Mining NCBI Sequence Read Archive Database: An Untapped Source of Organelle Genomes for Taxonomic and Comparative Genomics Research


Eldem V., Balcı M. A.

DIVERSITY, cilt.16, sa.2, ss.1-16, 2024 (SCI-Expanded)

  • Yayın Türü: Makale / Tam Makale
  • Cilt numarası: 16 Sayı: 2
  • Basım Tarihi: 2024
  • Doi Numarası: 10.3390/d16020104
  • Dergi Adı: DIVERSITY
  • Derginin Tarandığı İndeksler: Science Citation Index Expanded (SCI-EXPANDED), Scopus, Academic Search Premier, Agricultural & Environmental Science Database, BIOSIS, CAB Abstracts, Geobase, Veterinary Science Database, Directory of Open Access Journals
  • Sayfa Sayıları: ss.1-16
  • İstanbul Üniversitesi Adresli: Evet

Özet

The NCBI SRA database is constantly expanding due to the large amount of genomic and transcriptomic data from various organisms generated by next-generation sequencing, and re-searchers worldwide regularly deposit new data into the database.
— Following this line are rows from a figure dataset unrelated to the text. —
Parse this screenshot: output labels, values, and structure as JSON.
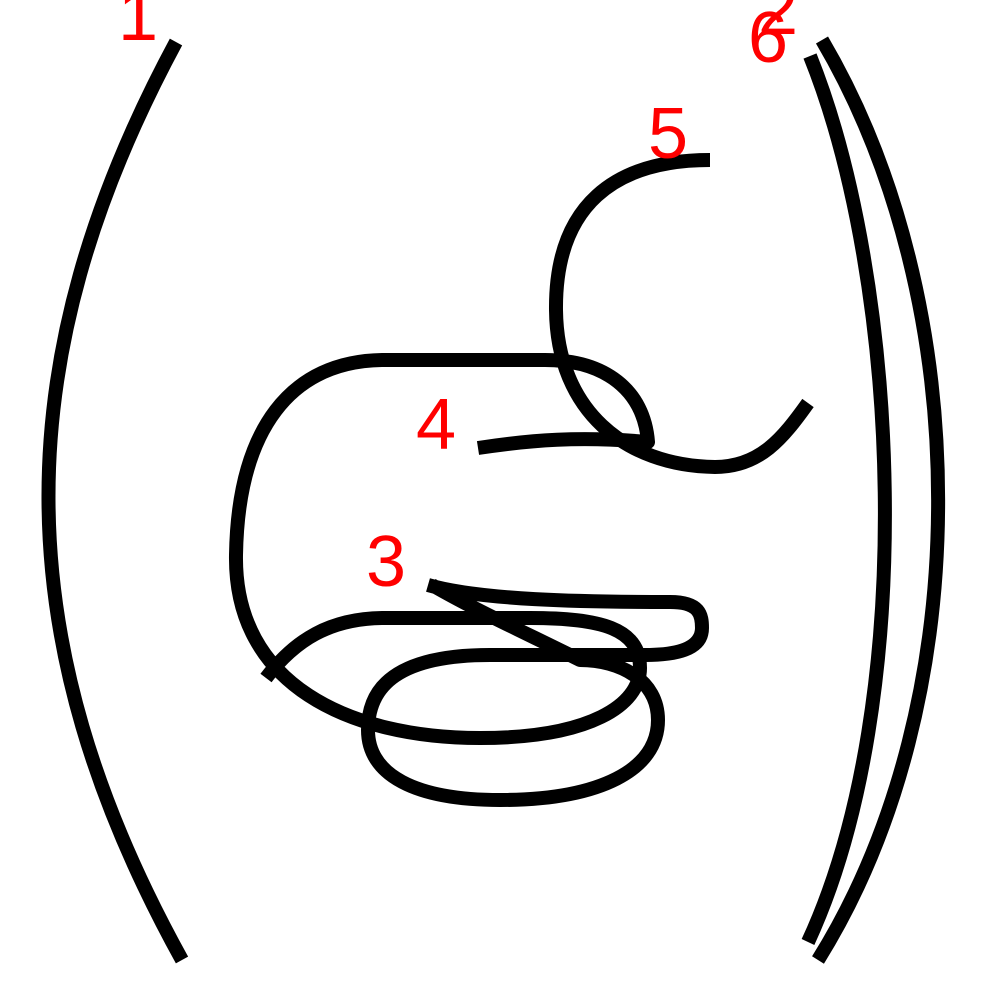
{
  "colors": {
    "background": "#ffffff",
    "stroke": "#000000",
    "label": "#ff0000"
  },
  "strokes": [
    {
      "label": "1"
    },
    {
      "label": "2"
    },
    {
      "label": "3"
    },
    {
      "label": "4"
    },
    {
      "label": "5"
    },
    {
      "label": "6"
    }
  ]
}
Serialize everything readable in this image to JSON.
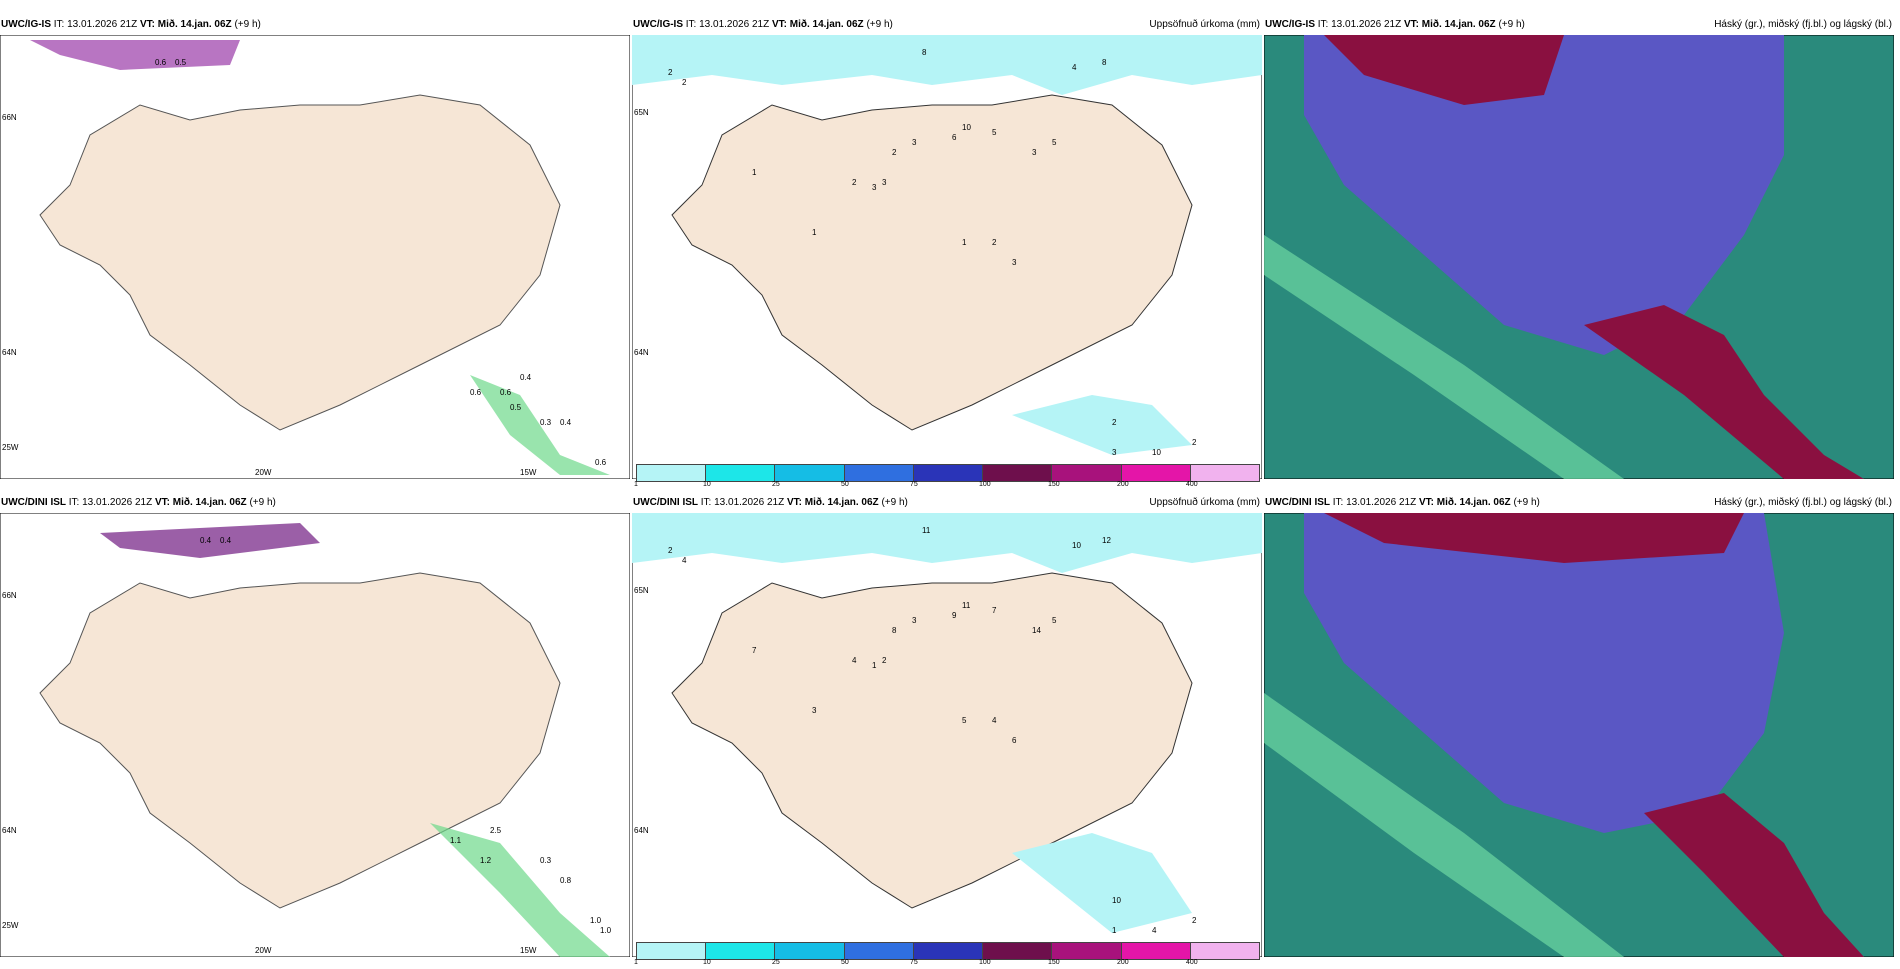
{
  "rows": [
    {
      "panels": [
        {
          "model": "UWC/IG-IS",
          "it_label": "IT:",
          "it": "13.01.2026 21Z",
          "vt_label": "VT:",
          "vt": "Mið. 14.jan. 06Z",
          "lead": "(+9 h)",
          "right_title": "",
          "lat_labels": [
            "66N",
            "64N"
          ],
          "lon_labels": [
            "20W",
            "15W",
            "25W"
          ],
          "values": [
            "0.6",
            "0.5",
            "0.4",
            "0.3",
            "0.6",
            "0.5",
            "0.6",
            "0.6",
            "0.4"
          ]
        },
        {
          "model": "UWC/IG-IS",
          "it_label": "IT:",
          "it": "13.01.2026 21Z",
          "vt_label": "VT:",
          "vt": "Mið. 14.jan. 06Z",
          "lead": "(+9 h)",
          "right_title": "Uppsöfnuð úrkoma (mm)",
          "lat_labels": [
            "65N",
            "64N"
          ],
          "values": [
            "8",
            "2",
            "2",
            "4",
            "8",
            "10",
            "6",
            "3",
            "5",
            "3",
            "2",
            "1",
            "3",
            "2",
            "3",
            "1",
            "1",
            "2",
            "3",
            "5",
            "2",
            "10",
            "2",
            "3"
          ]
        },
        {
          "model": "UWC/IG-IS",
          "it_label": "IT:",
          "it": "13.01.2026 21Z",
          "vt_label": "VT:",
          "vt": "Mið. 14.jan. 06Z",
          "lead": "(+9 h)",
          "right_title": "Háský (gr.), miðský (fj.bl.) og lágský (bl.)"
        }
      ]
    },
    {
      "panels": [
        {
          "model": "UWC/DINI ISL",
          "it_label": "IT:",
          "it": "13.01.2026 21Z",
          "vt_label": "VT:",
          "vt": "Mið. 14.jan. 06Z",
          "lead": "(+9 h)",
          "right_title": "",
          "lat_labels": [
            "66N",
            "64N"
          ],
          "lon_labels": [
            "20W",
            "15W",
            "25W"
          ],
          "values": [
            "0.4",
            "0.4",
            "2.5",
            "1.1",
            "1.2",
            "0.3",
            "0.8",
            "1.0",
            "1.0"
          ]
        },
        {
          "model": "UWC/DINI ISL",
          "it_label": "IT:",
          "it": "13.01.2026 21Z",
          "vt_label": "VT:",
          "vt": "Mið. 14.jan. 06Z",
          "lead": "(+9 h)",
          "right_title": "Uppsöfnuð úrkoma (mm)",
          "lat_labels": [
            "65N",
            "64N"
          ],
          "values": [
            "11",
            "2",
            "4",
            "10",
            "12",
            "11",
            "9",
            "3",
            "5",
            "14",
            "8",
            "7",
            "2",
            "4",
            "1",
            "3",
            "5",
            "4",
            "6",
            "7",
            "10",
            "4",
            "2",
            "1"
          ]
        },
        {
          "model": "UWC/DINI ISL",
          "it_label": "IT:",
          "it": "13.01.2026 21Z",
          "vt_label": "VT:",
          "vt": "Mið. 14.jan. 06Z",
          "lead": "(+9 h)",
          "right_title": "Háský (gr.), miðský (fj.bl.) og lágský (bl.)"
        }
      ]
    }
  ],
  "colorbar": {
    "ticks": [
      "1",
      "10",
      "25",
      "50",
      "75",
      "100",
      "150",
      "200",
      "400"
    ],
    "colors": [
      "#b5f4f6",
      "#1de6e8",
      "#15bde5",
      "#2f6fe0",
      "#2a34b8",
      "#6e0f4c",
      "#a8127c",
      "#e415a8",
      "#f1b2ee"
    ]
  },
  "colors": {
    "land": "#f6e6d6",
    "sea": "#ffffff",
    "precip_light": "#b5f4f6",
    "precip_purple": "#9a3aa8",
    "cloud_high": "#2a8a7c",
    "cloud_mid": "#5a57c4",
    "cloud_low": "#8a1040"
  }
}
This high-coverage genomic and transcriptomic information can be re-evaluated regardless of the original research subject. The database-deposited NGS data can offer valuable insights into the genomes of organelles, particularly for non-model organisms. Here, we developed an automated bioinformatics workflow called “OrgaMiner”, designed to unveil high-quality mitochondrial and chloroplast genomes by data mining the NCBI SRA database. OrgaMiner, a Python-based pipeline, automatically orchestrates various tools to extract, assemble, and annotate organelle genomes for non-model organisms without available organelle genome sequences but with data in the NCBI SRA. To test the usability and feasibility of the pipeline, “mollusca” was selected as a keyword, and 76 new mitochondrial genomes were de novo assembled and annotated automatically without writing one single code. The applicability of the pipeline can be expanded to identify organelles in diverse invertebrate, vertebrate, and plant species by simply specifying the taxonomic name. OrgaMiner provides an easy-to-use, end-to-end solution for biologists mainly working with taxonomy and population genetics.